パチンコがしたい。競馬でもいい。勝ち馬の背に乗ったつもりで風を切って歩きたい。勝利は常に心地よいサンバのリズムだ。あの青年をオペして以来、益々調子がいい。実験もうまくいっている。この間は走馬灯のようなものを見せることに成功したし、次は未来を見せることもできるのではないかと考えている。何しろ時間の感覚などというものは所詮感覚でしかないのだ。脳を直接いじればどのようにだって再現できるのである。脳は痛みを感じない。だから、脳に刺激を与える時に覚醒したまま処置することが可能だ。そうすれば色々な物を体験することができるだろう。本当にリアルなバーチャルリアリティを追求することができるのである。煙草の煙を肺から吐き出しながら、ニヤついている自分が見えるようだ。冷蔵庫の中ではまだシャチが元気に泳いでいる。アルミニウムの立方体はまだ静かに冷気の中で浮いているようだ。

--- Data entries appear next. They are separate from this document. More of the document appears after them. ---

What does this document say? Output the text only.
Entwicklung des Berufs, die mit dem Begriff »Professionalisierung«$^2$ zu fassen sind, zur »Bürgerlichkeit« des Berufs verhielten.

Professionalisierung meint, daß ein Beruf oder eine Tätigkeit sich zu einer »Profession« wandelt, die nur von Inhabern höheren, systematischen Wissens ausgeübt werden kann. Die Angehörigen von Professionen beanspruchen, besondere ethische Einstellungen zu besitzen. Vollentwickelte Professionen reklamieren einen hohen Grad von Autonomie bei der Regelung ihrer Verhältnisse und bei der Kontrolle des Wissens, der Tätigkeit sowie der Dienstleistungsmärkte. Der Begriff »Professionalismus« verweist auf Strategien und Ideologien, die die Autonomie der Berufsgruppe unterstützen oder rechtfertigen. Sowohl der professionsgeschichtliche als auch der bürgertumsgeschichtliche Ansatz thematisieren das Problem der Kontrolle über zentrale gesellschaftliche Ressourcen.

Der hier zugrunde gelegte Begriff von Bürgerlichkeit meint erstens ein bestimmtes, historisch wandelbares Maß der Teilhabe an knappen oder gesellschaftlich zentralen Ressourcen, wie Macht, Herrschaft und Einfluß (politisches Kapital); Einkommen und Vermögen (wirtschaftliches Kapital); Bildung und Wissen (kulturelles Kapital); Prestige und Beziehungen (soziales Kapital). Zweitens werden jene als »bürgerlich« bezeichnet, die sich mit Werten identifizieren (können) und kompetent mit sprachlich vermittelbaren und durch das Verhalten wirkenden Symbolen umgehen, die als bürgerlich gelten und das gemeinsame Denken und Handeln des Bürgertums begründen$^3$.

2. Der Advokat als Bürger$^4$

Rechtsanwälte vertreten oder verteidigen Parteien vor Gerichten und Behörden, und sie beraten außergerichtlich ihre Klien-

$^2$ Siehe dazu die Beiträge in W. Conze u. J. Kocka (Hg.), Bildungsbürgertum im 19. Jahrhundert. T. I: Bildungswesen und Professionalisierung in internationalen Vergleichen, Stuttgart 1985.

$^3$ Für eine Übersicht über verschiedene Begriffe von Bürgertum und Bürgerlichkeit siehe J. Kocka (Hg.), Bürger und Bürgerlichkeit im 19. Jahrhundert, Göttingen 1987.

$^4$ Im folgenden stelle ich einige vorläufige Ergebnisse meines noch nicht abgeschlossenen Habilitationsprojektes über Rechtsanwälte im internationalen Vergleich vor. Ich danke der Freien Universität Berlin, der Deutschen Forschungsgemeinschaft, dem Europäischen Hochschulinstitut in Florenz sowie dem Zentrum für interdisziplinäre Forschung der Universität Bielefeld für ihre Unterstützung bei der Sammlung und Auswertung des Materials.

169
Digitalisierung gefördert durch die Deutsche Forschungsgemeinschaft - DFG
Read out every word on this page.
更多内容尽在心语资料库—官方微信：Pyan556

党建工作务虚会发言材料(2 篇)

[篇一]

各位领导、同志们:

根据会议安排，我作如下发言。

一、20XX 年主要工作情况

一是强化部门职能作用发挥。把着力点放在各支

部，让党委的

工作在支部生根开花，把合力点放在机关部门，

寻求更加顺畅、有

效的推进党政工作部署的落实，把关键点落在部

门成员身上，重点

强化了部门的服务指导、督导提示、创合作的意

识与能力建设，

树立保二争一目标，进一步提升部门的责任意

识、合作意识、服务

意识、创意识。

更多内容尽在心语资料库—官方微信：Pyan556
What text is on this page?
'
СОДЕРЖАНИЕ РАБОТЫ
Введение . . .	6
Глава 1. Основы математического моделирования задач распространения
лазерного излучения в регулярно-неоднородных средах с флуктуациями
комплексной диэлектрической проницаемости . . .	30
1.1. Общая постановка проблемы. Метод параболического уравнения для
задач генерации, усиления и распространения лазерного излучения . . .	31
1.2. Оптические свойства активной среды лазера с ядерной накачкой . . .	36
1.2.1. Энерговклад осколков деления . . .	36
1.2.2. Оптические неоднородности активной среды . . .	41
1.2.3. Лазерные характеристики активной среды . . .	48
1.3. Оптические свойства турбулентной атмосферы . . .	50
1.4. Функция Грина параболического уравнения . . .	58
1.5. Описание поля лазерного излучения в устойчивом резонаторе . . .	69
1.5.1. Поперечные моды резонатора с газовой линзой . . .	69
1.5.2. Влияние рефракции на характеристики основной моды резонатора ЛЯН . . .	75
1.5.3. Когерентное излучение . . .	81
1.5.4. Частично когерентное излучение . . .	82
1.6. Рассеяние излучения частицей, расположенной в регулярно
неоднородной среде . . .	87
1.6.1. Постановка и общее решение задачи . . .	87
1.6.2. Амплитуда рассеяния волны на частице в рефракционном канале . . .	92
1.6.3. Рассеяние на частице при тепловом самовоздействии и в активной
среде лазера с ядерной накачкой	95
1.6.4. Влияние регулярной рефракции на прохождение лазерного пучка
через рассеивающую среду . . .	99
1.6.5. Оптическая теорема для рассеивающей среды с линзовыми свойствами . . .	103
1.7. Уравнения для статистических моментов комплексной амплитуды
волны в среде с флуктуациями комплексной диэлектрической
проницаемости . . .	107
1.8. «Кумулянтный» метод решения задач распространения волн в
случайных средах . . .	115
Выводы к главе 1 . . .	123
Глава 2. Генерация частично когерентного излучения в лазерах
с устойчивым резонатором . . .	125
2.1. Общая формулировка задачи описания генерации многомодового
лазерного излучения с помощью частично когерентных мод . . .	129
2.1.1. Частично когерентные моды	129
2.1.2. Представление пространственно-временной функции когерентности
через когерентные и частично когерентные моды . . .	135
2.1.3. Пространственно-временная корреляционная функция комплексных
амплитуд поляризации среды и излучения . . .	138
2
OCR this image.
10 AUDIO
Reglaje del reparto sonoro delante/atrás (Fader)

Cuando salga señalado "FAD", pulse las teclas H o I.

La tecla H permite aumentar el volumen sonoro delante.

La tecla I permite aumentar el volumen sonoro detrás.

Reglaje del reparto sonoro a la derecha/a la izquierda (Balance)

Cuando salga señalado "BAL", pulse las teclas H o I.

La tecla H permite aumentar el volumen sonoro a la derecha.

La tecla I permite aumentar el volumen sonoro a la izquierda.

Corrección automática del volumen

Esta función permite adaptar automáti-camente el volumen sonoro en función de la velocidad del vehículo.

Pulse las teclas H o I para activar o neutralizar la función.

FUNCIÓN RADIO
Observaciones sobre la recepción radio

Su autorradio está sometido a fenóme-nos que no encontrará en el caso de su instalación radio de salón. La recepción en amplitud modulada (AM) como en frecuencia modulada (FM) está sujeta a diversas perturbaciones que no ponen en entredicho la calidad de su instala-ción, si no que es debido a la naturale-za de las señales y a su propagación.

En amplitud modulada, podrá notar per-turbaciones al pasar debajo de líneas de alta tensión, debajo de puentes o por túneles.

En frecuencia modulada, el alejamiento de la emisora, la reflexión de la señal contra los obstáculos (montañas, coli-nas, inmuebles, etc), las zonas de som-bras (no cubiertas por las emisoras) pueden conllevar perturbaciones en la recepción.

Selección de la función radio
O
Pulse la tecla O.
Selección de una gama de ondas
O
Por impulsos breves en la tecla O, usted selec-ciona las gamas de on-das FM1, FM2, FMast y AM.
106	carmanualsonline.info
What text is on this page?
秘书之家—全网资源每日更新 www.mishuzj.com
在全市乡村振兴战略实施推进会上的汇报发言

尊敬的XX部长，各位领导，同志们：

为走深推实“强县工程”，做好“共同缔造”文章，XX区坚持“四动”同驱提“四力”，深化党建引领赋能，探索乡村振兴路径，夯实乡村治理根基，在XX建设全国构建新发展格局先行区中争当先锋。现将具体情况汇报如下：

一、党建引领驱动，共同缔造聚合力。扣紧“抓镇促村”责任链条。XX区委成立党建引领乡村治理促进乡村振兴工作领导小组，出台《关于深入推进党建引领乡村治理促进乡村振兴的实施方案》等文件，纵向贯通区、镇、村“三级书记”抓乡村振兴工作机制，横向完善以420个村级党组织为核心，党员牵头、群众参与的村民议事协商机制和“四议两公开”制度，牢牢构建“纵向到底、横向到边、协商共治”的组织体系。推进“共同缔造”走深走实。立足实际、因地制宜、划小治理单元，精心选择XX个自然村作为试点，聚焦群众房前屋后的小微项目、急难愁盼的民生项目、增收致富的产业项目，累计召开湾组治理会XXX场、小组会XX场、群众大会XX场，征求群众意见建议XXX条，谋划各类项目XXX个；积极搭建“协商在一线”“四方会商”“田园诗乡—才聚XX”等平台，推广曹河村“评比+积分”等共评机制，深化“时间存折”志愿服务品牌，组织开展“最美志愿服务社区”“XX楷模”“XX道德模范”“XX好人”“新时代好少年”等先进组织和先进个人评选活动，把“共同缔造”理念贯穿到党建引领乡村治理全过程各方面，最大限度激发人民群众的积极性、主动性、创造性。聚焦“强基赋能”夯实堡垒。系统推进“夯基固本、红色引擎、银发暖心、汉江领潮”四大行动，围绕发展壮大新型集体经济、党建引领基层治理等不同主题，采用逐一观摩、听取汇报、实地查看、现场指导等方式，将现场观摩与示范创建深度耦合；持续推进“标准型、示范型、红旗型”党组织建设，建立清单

しばらく冷蔵庫を眺めているといつの間にか囚われの身になっていた。
「あなたはなぜ捕えられたか理解していますか」
「分かりません」
静かな法廷はそれだけで何もかもを凍りつかせてしまいそうだ。
「9月13日、儀式でもないのに酒を飲みましたね。12月4日、許可なくギャンブルをした、パチンコと競馬を。同5日、政府の禁煙命令を無視して煙草を吸いましたね。あなたはこのように怠惰な生活を送っていました。あなたはすでに欲望の虜です。それは大変不幸なことです」
法廷は静けさを発信するスピーカーのようだ。
「しかし、それらは昔から禁止されていなかったではないですか」
まだ若く見える裁判官は言った。
「時代は変わるのです。古いものは常に新しいものに代わる。あなたの冷蔵庫の中身も見せてもらいました。大変問題があると言わざるをえない。あなたの賞味期限はすでに過ぎている」
捕えられた男がかつて神の手と呼ばれたことはすでに遠い昔のこととなってしまったようだ。
「では、私は罰を受ければよいのでしょうか」
「罰、という古い慣習はありません。あなたに生きる権利がなくなるだけです」
ここでようやく思い出した。この裁判官は、あの青年ではないかと。
「罪を償うという考え方が古いのです。償う必要はありません。あなたを処理するだけです。今すぐ移植手術のドナーになってもらいます」
立場が逆になった。それだけだ。乱暴にもすぐに手術室へ運ばれた。誰かが何かを話している、そして次第に意識が遠のいていく。